Greentiq may assign or transfer these Terms to affiliates or third parties without Client consent. Client may not assign rights or obligations without Greentiq’s prior written consent (not to be unreasonably withheld).

20. SEVERABILITY & WAIVER

If any provision is found invalid or unenforceable, the remainder shall remain effective. Failure to enforce any right is not a waiver of that right.

21. GOVERNING LAW, DISPUTE RESOLUTION & JURISDICTION

These Terms are governed by the laws of India. Parties shall attempt amicable resolution through senior representatives. If unresolved within 30 days, disputes shall be referred to arbitration under the Arbitration and Conciliation Act, 1996. Seat/venue of arbitration: Kochi, India. Proceedings in English. Courts at Kochi retain jurisdiction to grant interim or injunctive relief.

22. MISCELLANEOUS

Entire Agreement: These Terms, order forms, pricing pages, privacy policy and referenced annexures constitute the entire agreement relating to the Solution.

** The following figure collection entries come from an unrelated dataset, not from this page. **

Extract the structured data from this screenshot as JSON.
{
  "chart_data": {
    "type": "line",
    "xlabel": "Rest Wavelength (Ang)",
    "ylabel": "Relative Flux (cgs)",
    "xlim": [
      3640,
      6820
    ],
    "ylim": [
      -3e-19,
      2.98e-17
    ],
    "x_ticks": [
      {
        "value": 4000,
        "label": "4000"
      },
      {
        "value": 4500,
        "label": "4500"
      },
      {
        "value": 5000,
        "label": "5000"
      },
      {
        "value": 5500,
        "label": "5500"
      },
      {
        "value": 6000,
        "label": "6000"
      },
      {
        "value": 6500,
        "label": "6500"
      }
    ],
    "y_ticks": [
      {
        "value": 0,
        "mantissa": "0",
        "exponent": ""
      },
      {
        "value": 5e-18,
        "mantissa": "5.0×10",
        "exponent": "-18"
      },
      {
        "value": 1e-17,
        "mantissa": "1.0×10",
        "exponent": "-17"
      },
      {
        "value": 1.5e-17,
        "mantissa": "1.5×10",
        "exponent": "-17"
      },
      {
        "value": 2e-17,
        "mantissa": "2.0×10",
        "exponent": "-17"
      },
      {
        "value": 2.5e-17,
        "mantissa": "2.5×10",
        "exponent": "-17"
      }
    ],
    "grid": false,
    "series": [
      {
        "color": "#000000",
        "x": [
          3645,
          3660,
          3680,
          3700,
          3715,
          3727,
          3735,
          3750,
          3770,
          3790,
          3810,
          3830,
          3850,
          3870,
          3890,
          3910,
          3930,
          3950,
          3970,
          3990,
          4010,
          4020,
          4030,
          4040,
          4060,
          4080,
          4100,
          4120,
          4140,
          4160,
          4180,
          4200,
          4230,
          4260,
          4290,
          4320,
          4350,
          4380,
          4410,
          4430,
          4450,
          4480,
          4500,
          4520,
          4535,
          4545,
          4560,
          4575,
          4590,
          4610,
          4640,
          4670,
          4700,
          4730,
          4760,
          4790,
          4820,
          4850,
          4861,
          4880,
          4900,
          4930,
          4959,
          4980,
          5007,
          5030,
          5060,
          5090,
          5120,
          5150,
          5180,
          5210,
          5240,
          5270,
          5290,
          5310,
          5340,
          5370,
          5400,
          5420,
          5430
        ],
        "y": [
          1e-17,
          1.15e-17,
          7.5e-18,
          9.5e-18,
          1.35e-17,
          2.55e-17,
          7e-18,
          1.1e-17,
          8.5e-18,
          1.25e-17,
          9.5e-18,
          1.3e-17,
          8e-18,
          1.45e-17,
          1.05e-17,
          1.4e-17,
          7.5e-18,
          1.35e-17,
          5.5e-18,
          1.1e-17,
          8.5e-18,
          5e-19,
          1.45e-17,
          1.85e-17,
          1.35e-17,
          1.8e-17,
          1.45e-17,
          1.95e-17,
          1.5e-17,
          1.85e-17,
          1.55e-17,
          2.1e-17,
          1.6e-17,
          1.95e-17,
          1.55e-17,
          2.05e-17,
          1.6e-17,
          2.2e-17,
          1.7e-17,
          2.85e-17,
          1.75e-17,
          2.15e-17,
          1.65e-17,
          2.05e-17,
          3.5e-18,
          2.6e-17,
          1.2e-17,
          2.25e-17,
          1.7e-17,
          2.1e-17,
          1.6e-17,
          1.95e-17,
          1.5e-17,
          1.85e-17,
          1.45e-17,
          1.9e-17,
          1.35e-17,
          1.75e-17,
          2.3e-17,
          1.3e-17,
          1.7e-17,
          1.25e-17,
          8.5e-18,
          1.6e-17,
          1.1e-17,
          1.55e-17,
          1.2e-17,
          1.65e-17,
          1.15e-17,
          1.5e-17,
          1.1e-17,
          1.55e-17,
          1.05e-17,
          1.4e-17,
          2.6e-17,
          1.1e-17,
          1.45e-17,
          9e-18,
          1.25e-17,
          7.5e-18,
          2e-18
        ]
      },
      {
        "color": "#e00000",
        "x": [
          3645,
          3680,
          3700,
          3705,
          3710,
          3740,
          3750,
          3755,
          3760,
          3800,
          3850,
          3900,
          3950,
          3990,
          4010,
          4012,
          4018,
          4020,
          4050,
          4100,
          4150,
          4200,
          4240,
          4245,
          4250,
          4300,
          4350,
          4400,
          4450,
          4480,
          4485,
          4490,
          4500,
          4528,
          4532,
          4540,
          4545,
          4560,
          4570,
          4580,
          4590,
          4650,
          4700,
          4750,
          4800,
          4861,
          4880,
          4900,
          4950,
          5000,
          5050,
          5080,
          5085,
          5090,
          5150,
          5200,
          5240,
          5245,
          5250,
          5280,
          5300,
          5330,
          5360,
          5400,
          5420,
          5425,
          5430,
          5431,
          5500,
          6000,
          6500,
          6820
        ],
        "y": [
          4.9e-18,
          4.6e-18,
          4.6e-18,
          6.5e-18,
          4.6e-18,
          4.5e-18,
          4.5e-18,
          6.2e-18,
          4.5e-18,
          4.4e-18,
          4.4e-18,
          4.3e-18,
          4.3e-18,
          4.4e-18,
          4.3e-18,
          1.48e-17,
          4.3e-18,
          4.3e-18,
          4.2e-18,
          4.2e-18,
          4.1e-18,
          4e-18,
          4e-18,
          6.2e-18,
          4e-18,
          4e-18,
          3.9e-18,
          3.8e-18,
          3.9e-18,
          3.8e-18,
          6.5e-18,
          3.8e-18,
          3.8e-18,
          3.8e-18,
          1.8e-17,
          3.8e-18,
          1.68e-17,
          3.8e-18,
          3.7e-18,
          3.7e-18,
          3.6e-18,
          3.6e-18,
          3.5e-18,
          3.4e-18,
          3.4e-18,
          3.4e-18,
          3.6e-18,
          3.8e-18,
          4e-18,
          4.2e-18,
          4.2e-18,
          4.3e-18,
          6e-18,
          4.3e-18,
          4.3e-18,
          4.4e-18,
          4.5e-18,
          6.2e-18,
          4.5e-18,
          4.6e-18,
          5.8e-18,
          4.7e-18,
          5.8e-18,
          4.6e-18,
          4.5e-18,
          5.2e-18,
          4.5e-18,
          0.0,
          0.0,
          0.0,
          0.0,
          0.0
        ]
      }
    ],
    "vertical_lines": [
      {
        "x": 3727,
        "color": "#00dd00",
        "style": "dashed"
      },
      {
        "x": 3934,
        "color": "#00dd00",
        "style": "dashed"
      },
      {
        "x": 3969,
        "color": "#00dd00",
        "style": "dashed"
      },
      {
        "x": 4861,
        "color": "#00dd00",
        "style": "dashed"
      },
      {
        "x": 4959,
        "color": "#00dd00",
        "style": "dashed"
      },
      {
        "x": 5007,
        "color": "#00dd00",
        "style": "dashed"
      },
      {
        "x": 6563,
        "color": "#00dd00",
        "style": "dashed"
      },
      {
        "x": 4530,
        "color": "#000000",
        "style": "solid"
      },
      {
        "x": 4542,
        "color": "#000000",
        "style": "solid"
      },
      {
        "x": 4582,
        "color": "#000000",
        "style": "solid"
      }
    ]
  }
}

Third-Party Rights: No third party shall have rights under these Terms except as expressly provided.

Notices: Communications to Greentiq should be sent to the contact details below.

23. CONTACT DETAILS

For support, billing, legal notices and other communications:

Greentiq Innovations Private Limited
CIN: U62011KL2025PTC097693
Address: No. 4/461, 2nd Floor, Suite No. 361, Valamkottil Towers, Judgemukku, Kakkanad, Kochi – 682021
Email: support@greentiq.com

24. SURVIVAL

Clauses intended to survive termination (including confidentiality, IP, indemnity, limitation of liability, payment obligations, and dispute resolution) shall continue in force.